Hard to see where dummy variables would be useful in this case.
I apologize for creating a forum before I understand what I want. Questions asked really pointed me to the right direction. Now, I understand what I really need was: number of days with insurance coverage in the year of diagnosis (DATE_DIAGNOSIS). Shall I create a separate forum on this?
Please let me know your suggestion.
See if this comes close to what you need for the number of days.
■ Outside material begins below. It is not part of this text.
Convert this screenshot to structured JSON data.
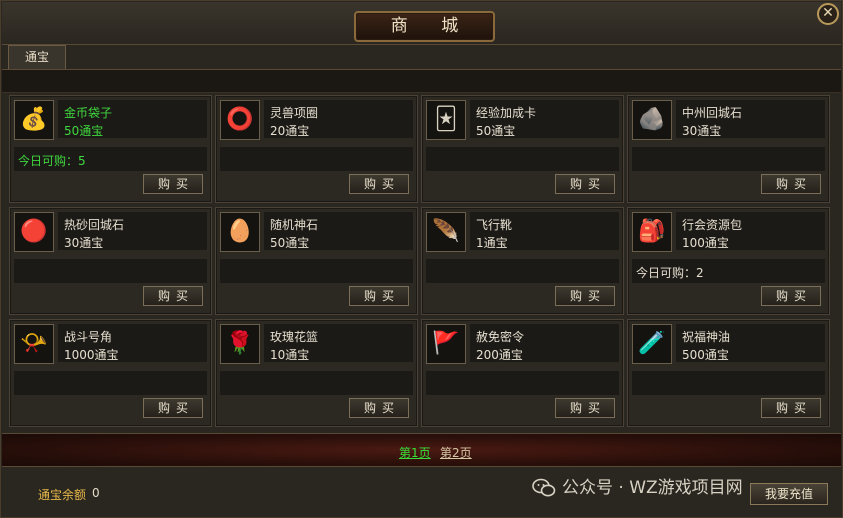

data example; set have; array s start: ; array e end: ; do i= 1 to dim(s); if year(s[i]) le year(date_diagnosis) le year(e[i]) then do; /* some values of the interval are within the year of diagnosis so do this*/ /* the 1 at the end of the sum is because the subtraction between dates gives the number of day intervales and need to add 1 to get the actual number of Days*/ yeardays = sum (yeardays,min(e[i],mdy(12,31,year(date_diagnosis)) ) - max(s[i],mdy(1,1,year(date_diagnosis)) ),1); end; end; run;
And actually this would not care if the sequence of dates is out of order or not. Some efficiency could be gained if we know that the data is filled left to right and the first missing start date could end the loop.
Panel histograms?
You mean like a panel for 30 days and a panel for 60 days and a panel for 90 days and so on? I don't see how dummy variables help in this case.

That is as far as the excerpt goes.